Thursday, August 16, 2007

On the Naming of Characters

Lyda mentioned this earlier and I thought I'd put in a different perspective because it's not actually something I spend much time on. I mostly have a really detailed initial outline in which phase I grab an appropriate ethnic names source and pick something that sounds good at the time. I also feel free to change names at any time before or after the project goes through my writers group or groups–no changes in the middle or you will make your fellow writers very cranky.

I do find that certain sorts of names tend to attract my attention. They are generally slightly unusual and two syllables.

One funny side note. After writing 8 novels, heaps of short stories and 40-50 novel outlines it occurred to me that my main female characters almost all have two syllable names ending in A. Funnier still, after noticing it, the very next female lead I wrote was a Fiona, which fact it took me some time to notice. I attribute this to being madly in love with a woman named Laura for going on 18 years now.

Do any of you have naming quirks in addition to naming methods. Things that echo through your work for example?

6 comments:

Anonymous said...

But... but... Fiona is three syllables, Kelly, so your whole argument doesn't hold water!

For female names, I have similar tastes to Kelly's--Emilia, Ariana, Katya--lots of vowels, often ending in "a". I try to use names to try to frame period, society, ethnicity, etc. In "The Seduction of Ashtonville", which is set in 1950's rural Middle America, the main character's name is Carol, because that was a very popular name at the time. Using Tamyra would have been anachronistic. (Note that even when I pull a name out of my ass, though, it's still multi-syllabic and ends with an "a". Oy.)

lydamorehouse said...

I tend to be attracted to combining names that sound culturally very different, ala Christian El-Aref (Mouse). I particularly like to use that device in my SF because I tend to believe multiculturalism is our future.

Kelly McCullough said...

Okay, it's not always two syllable, but the As definitely have it for me and novels: Fiona, Jaena, Maria, Tasha, Amanda, Kayla, Mara, Kaija, and Riana. The exceptions so far, Diane, Cerice, and Katy.

Douglas Hulick said...

And yet, Kelly, they all still end in vowels. :)

Anonymous said...

Do any of you have naming quirks in addition to naming methods. Things that echo through your work for example?

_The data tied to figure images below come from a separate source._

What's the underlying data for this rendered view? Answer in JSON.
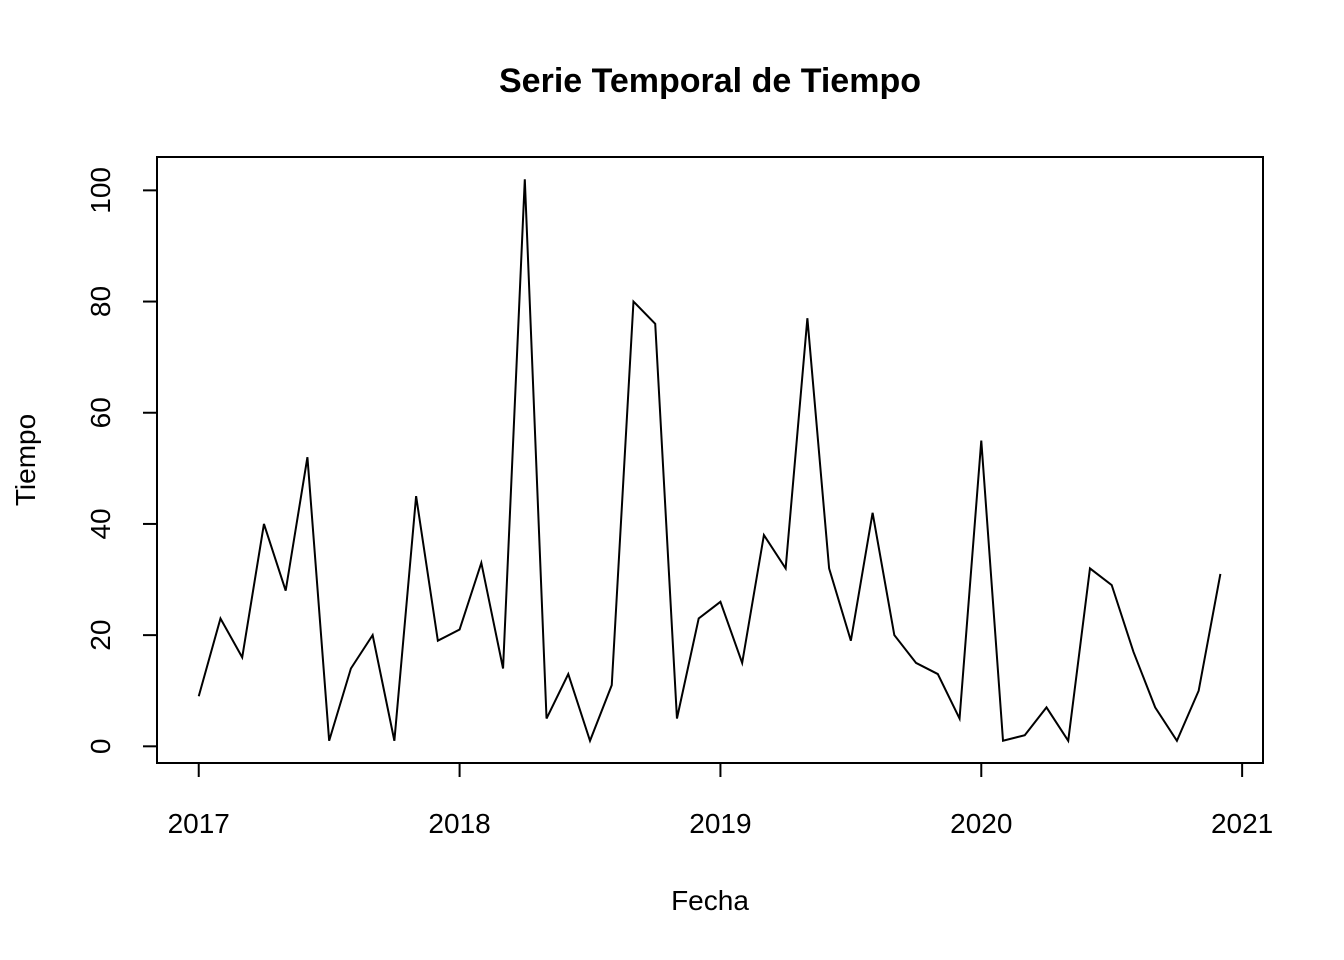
{
  "chart_data": {
    "type": "line",
    "title": "Serie Temporal de Tiempo",
    "xlabel": "Fecha",
    "ylabel": "Tiempo",
    "xlim": [
      2016.84,
      2021.08
    ],
    "ylim": [
      -3,
      106
    ],
    "x_ticks": [
      2017,
      2018,
      2019,
      2020,
      2021
    ],
    "x_tick_labels": [
      "2017",
      "2018",
      "2019",
      "2020",
      "2021"
    ],
    "y_ticks": [
      0,
      20,
      40,
      60,
      80,
      100
    ],
    "y_tick_labels": [
      "0",
      "20",
      "40",
      "60",
      "80",
      "100"
    ],
    "grid": false,
    "legend": "none",
    "series": [
      {
        "start": [
          2017,
          1
        ],
        "frequency": 12,
        "values": [
          9,
          23,
          16,
          40,
          28,
          52,
          1,
          14,
          20,
          1,
          45,
          19,
          21,
          33,
          14,
          102,
          5,
          13,
          1,
          11,
          80,
          76,
          5,
          23,
          26,
          15,
          38,
          32,
          77,
          32,
          19,
          42,
          20,
          15,
          13,
          5,
          55,
          1,
          2,
          7,
          1,
          32,
          29,
          17,
          7,
          1,
          10,
          31
        ],
        "color": "#000000"
      }
    ]
  }
}
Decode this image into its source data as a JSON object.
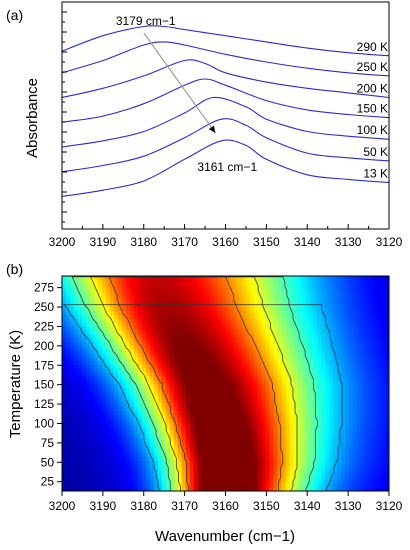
{
  "chart_data": [
    {
      "type": "line",
      "panel_label": "(a)",
      "xlabel": "",
      "ylabel": "Absorbance",
      "xlim": [
        3200,
        3120
      ],
      "x_reversed": true,
      "x_ticks": [
        3200,
        3190,
        3180,
        3170,
        3160,
        3150,
        3140,
        3130,
        3120
      ],
      "y_ticks_labeled": false,
      "grid": false,
      "series": [
        {
          "name": "290 K",
          "peak_x": 3179,
          "points": [
            [
              3200,
              0.55
            ],
            [
              3190,
              0.6
            ],
            [
              3180,
              0.63
            ],
            [
              3175,
              0.63
            ],
            [
              3170,
              0.62
            ],
            [
              3160,
              0.6
            ],
            [
              3150,
              0.58
            ],
            [
              3140,
              0.56
            ],
            [
              3130,
              0.545
            ],
            [
              3120,
              0.535
            ]
          ]
        },
        {
          "name": "250 K",
          "peak_x": 3176,
          "points": [
            [
              3200,
              0.48
            ],
            [
              3190,
              0.52
            ],
            [
              3180,
              0.57
            ],
            [
              3175,
              0.58
            ],
            [
              3170,
              0.57
            ],
            [
              3160,
              0.54
            ],
            [
              3150,
              0.515
            ],
            [
              3140,
              0.495
            ],
            [
              3130,
              0.48
            ],
            [
              3120,
              0.47
            ]
          ]
        },
        {
          "name": "200 K",
          "peak_x": 3171,
          "points": [
            [
              3200,
              0.4
            ],
            [
              3190,
              0.43
            ],
            [
              3180,
              0.47
            ],
            [
              3170,
              0.52
            ],
            [
              3165,
              0.51
            ],
            [
              3160,
              0.48
            ],
            [
              3150,
              0.45
            ],
            [
              3140,
              0.43
            ],
            [
              3130,
              0.415
            ],
            [
              3120,
              0.4
            ]
          ]
        },
        {
          "name": "150 K",
          "peak_x": 3166,
          "points": [
            [
              3200,
              0.32
            ],
            [
              3190,
              0.34
            ],
            [
              3180,
              0.38
            ],
            [
              3170,
              0.44
            ],
            [
              3165,
              0.46
            ],
            [
              3160,
              0.44
            ],
            [
              3150,
              0.39
            ],
            [
              3140,
              0.36
            ],
            [
              3130,
              0.345
            ],
            [
              3120,
              0.335
            ]
          ]
        },
        {
          "name": "100 K",
          "peak_x": 3163,
          "points": [
            [
              3200,
              0.24
            ],
            [
              3190,
              0.26
            ],
            [
              3180,
              0.29
            ],
            [
              3170,
              0.35
            ],
            [
              3163,
              0.4
            ],
            [
              3155,
              0.37
            ],
            [
              3150,
              0.33
            ],
            [
              3140,
              0.29
            ],
            [
              3130,
              0.275
            ],
            [
              3120,
              0.265
            ]
          ]
        },
        {
          "name": "50 K",
          "peak_x": 3161,
          "points": [
            [
              3200,
              0.16
            ],
            [
              3190,
              0.18
            ],
            [
              3180,
              0.21
            ],
            [
              3170,
              0.27
            ],
            [
              3161,
              0.33
            ],
            [
              3155,
              0.31
            ],
            [
              3150,
              0.27
            ],
            [
              3140,
              0.22
            ],
            [
              3130,
              0.205
            ],
            [
              3120,
              0.195
            ]
          ]
        },
        {
          "name": "13 K",
          "peak_x": 3161,
          "points": [
            [
              3200,
              0.08
            ],
            [
              3190,
              0.1
            ],
            [
              3180,
              0.13
            ],
            [
              3170,
              0.2
            ],
            [
              3161,
              0.26
            ],
            [
              3155,
              0.245
            ],
            [
              3150,
              0.2
            ],
            [
              3140,
              0.15
            ],
            [
              3130,
              0.135
            ],
            [
              3120,
              0.125
            ]
          ]
        }
      ],
      "annotations": [
        {
          "text": "3179 cm−1",
          "x": 3179
        },
        {
          "text": "3161 cm−1",
          "x": 3161
        }
      ],
      "series_colors": [
        "#2b2bd6"
      ]
    },
    {
      "type": "heatmap",
      "panel_label": "(b)",
      "xlabel": "Wavenumber (cm−1)",
      "ylabel": "Temperature (K)",
      "xlim": [
        3200,
        3120
      ],
      "x_reversed": true,
      "ylim": [
        13,
        290
      ],
      "x_ticks": [
        3200,
        3190,
        3180,
        3170,
        3160,
        3150,
        3140,
        3130,
        3120
      ],
      "y_ticks": [
        25,
        50,
        75,
        100,
        125,
        150,
        175,
        200,
        225,
        250,
        275
      ],
      "colormap": "jet",
      "peak_ridge": [
        [
          13,
          3161
        ],
        [
          50,
          3161
        ],
        [
          100,
          3163
        ],
        [
          150,
          3166
        ],
        [
          200,
          3171
        ],
        [
          250,
          3176
        ],
        [
          290,
          3179
        ]
      ]
    }
  ]
}
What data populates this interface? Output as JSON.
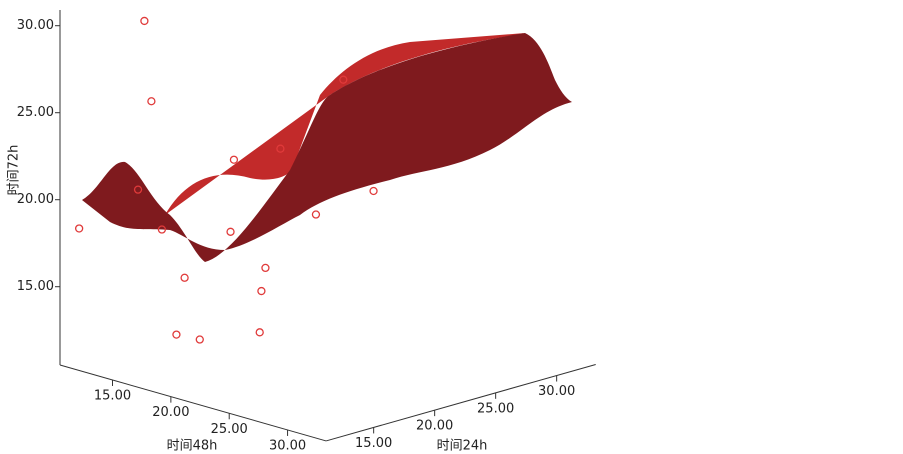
{
  "chart_data": {
    "type": "scatter3d",
    "x_label": "时间24h",
    "y_label": "时间48h",
    "z_label": "时间72h",
    "xlim": [
      11.1,
      33.2
    ],
    "ylim": [
      10.5,
      33.3
    ],
    "zlim": [
      10.5,
      30.9
    ],
    "xticks": [
      {
        "value": 15,
        "label": "15.00"
      },
      {
        "value": 20,
        "label": "20.00"
      },
      {
        "value": 25,
        "label": "25.00"
      },
      {
        "value": 30,
        "label": "30.00"
      }
    ],
    "yticks": [
      {
        "value": 15,
        "label": "15.00"
      },
      {
        "value": 20,
        "label": "20.00"
      },
      {
        "value": 25,
        "label": "25.00"
      },
      {
        "value": 30,
        "label": "30.00"
      }
    ],
    "zticks": [
      {
        "value": 15,
        "label": "15.00"
      },
      {
        "value": 20,
        "label": "20.00"
      },
      {
        "value": 25,
        "label": "25.00"
      },
      {
        "value": 30,
        "label": "30.00"
      }
    ],
    "series": [
      {
        "color": "#e03a3a",
        "x": [
          14,
          14,
          26,
          20,
          24,
          13,
          12,
          14,
          18,
          25,
          28,
          20,
          15,
          19,
          15,
          15,
          18
        ],
        "y": [
          14.7,
          15.3,
          19.2,
          16.1,
          15.9,
          15.2,
          11.2,
          16.2,
          17.9,
          17.9,
          19.7,
          18.8,
          17.1,
          19.5,
          16.4,
          18.4,
          20.4
        ],
        "z": [
          30.5,
          26.0,
          25.6,
          21.6,
          21.4,
          21.1,
          18.3,
          18.8,
          18.2,
          17.8,
          18.9,
          15.9,
          16.0,
          14.9,
          12.6,
          12.7,
          12.9
        ]
      }
    ]
  }
}
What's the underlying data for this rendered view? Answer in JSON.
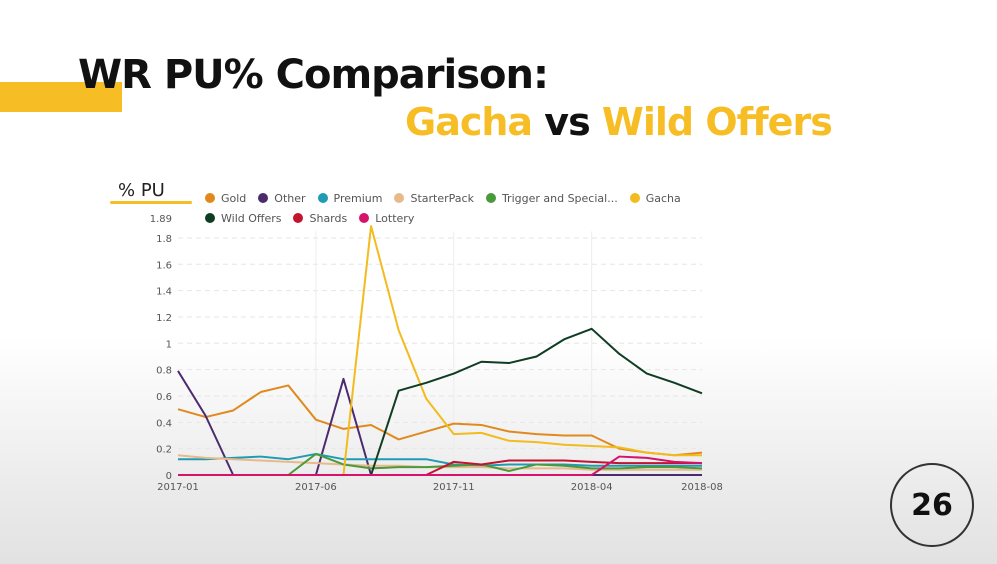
{
  "slide": {
    "title_line1": "WR PU% Comparison:",
    "title_line2_a": "Gacha",
    "title_line2_vs": "vs",
    "title_line2_b": "Wild Offers",
    "page_number": "26",
    "accent_color": "#f7bd25"
  },
  "chart_data": {
    "type": "line",
    "title": "WR PU% Comparison: Gacha vs Wild Offers",
    "xlabel": "",
    "ylabel": "% PU",
    "ylim": [
      0,
      1.89
    ],
    "y_ticks": [
      "0",
      "0.2",
      "0.4",
      "0.6",
      "0.8",
      "1",
      "1.2",
      "1.4",
      "1.6",
      "1.8",
      "1.89"
    ],
    "x_tick_labels": [
      "2017-01",
      "2017-06",
      "2017-11",
      "2018-04",
      "2018-08"
    ],
    "grid": true,
    "legend_position": "top",
    "x": [
      "2017-01",
      "2017-02",
      "2017-03",
      "2017-04",
      "2017-05",
      "2017-06",
      "2017-07",
      "2017-08",
      "2017-09",
      "2017-10",
      "2017-11",
      "2017-12",
      "2018-01",
      "2018-02",
      "2018-03",
      "2018-04",
      "2018-05",
      "2018-06",
      "2018-07",
      "2018-08"
    ],
    "series": [
      {
        "name": "Gold",
        "color": "#e08a1e",
        "values": [
          0.5,
          0.44,
          0.49,
          0.63,
          0.68,
          0.42,
          0.35,
          0.38,
          0.27,
          0.33,
          0.39,
          0.38,
          0.33,
          0.31,
          0.3,
          0.3,
          0.2,
          0.17,
          0.15,
          0.17
        ]
      },
      {
        "name": "Other",
        "color": "#4b2a6e",
        "values": [
          0.79,
          0.45,
          0,
          0,
          0,
          0,
          0.73,
          0,
          0,
          0,
          0,
          0,
          0,
          0,
          0,
          0,
          0,
          0,
          0,
          0
        ]
      },
      {
        "name": "Premium",
        "color": "#1f9bb3",
        "values": [
          0.12,
          0.12,
          0.13,
          0.14,
          0.12,
          0.16,
          0.12,
          0.12,
          0.12,
          0.12,
          0.08,
          0.07,
          0.08,
          0.08,
          0.08,
          0.07,
          0.07,
          0.07,
          0.07,
          0.07
        ]
      },
      {
        "name": "StarterPack",
        "color": "#e8b98a",
        "values": [
          0.15,
          0.13,
          0.12,
          0.11,
          0.1,
          0.09,
          0.08,
          0.07,
          0.07,
          0.06,
          0.06,
          0.06,
          0.05,
          0.05,
          0.05,
          0.04,
          0.04,
          0.04,
          0.04,
          0.04
        ]
      },
      {
        "name": "Trigger and Special...",
        "color": "#4a9a3c",
        "values": [
          0,
          0,
          0,
          0,
          0,
          0.16,
          0.08,
          0.05,
          0.06,
          0.06,
          0.07,
          0.08,
          0.03,
          0.08,
          0.07,
          0.05,
          0.05,
          0.06,
          0.06,
          0.05
        ]
      },
      {
        "name": "Gacha",
        "color": "#f2bb1f",
        "values": [
          0,
          0,
          0,
          0,
          0,
          0,
          0,
          1.89,
          1.1,
          0.58,
          0.31,
          0.32,
          0.26,
          0.25,
          0.23,
          0.22,
          0.21,
          0.17,
          0.15,
          0.15
        ]
      },
      {
        "name": "Wild Offers",
        "color": "#0f3d24",
        "values": [
          0,
          0,
          0,
          0,
          0,
          0,
          0,
          0,
          0.64,
          0.7,
          0.77,
          0.86,
          0.85,
          0.9,
          1.03,
          1.11,
          0.92,
          0.77,
          0.7,
          0.62
        ]
      },
      {
        "name": "Shards",
        "color": "#c4122f",
        "values": [
          0,
          0,
          0,
          0,
          0,
          0,
          0,
          0,
          0,
          0,
          0.1,
          0.08,
          0.11,
          0.11,
          0.11,
          0.1,
          0.09,
          0.09,
          0.09,
          0.09
        ]
      },
      {
        "name": "Lottery",
        "color": "#d6126b",
        "values": [
          0,
          0,
          0,
          0,
          0,
          0,
          0,
          0,
          0,
          0,
          0,
          0,
          0,
          0,
          0,
          0,
          0.14,
          0.13,
          0.1,
          0.09
        ]
      }
    ]
  }
}
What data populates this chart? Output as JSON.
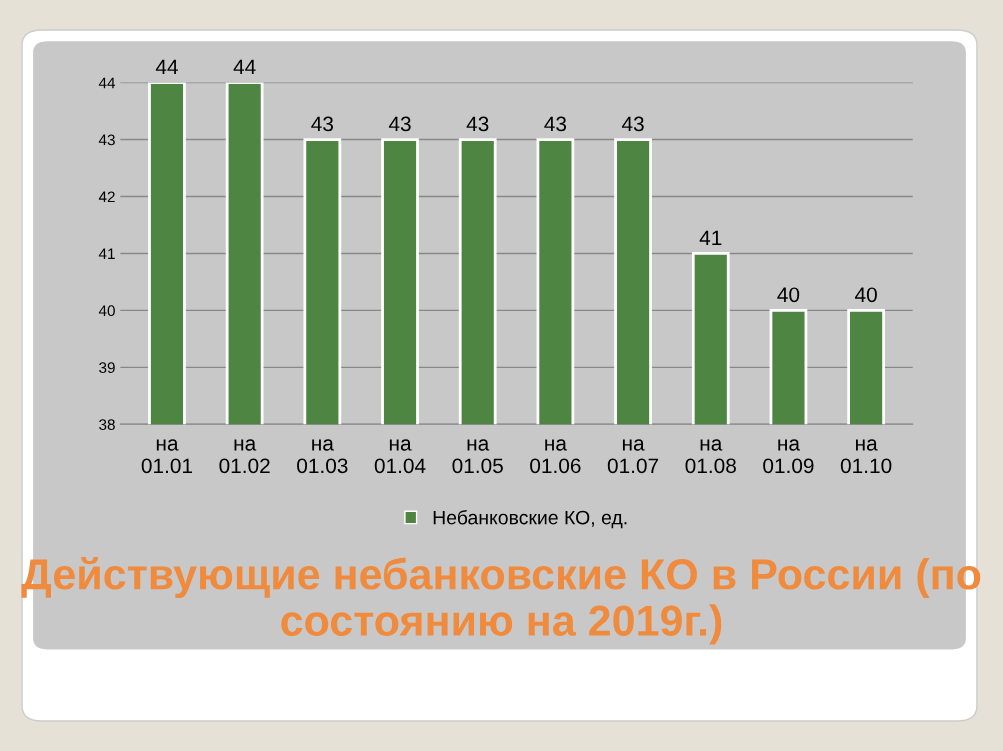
{
  "chart_data": {
    "type": "bar",
    "title": "Действующие небанковские КО в России (по состоянию на 2019г.)",
    "categories": [
      "на\n01.01",
      "на\n01.02",
      "на\n01.03",
      "на\n01.04",
      "на\n01.05",
      "на\n01.06",
      "на\n01.07",
      "на\n01.08",
      "на\n01.09",
      "на\n01.10"
    ],
    "series": [
      {
        "name": "Небанковские КО, ед.",
        "color": "#4e8542",
        "values": [
          44,
          44,
          43,
          43,
          43,
          43,
          43,
          41,
          40,
          40
        ]
      }
    ],
    "ylim": [
      38,
      44
    ],
    "yticks": [
      38,
      39,
      40,
      41,
      42,
      43,
      44
    ],
    "grid": "y",
    "legend": "bottom",
    "data_labels": true
  }
}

I've mentioned this before I believe. I write about a specific area of Kentucky where certain names are very common and over used -- first, second, and last (we're southern; we love our middle names! LOL) -- and where you won't ever hear "new names" (think Sierra or Dakota or T-Shane). So I have to be careful about the names I choose and use. My husband and SO both help with this as they grew up in the county in question (I grew up 50 miles west LOL). I do, however, have a telephone book for the area and lived there for some time, myself, and know what's common "and what ain't". ;)

But this means my people are all called Steve, Michael, Sarah, Emily, Jane, Phillip, George...

Shauna Roberts said...

Because I write fantasy and science fiction, I purposely create women's names that end with a vowel, usually an -a. That way, although the reader is faced with a bunch of names they've never seen before, at least they'll be able to tell the men and women apart.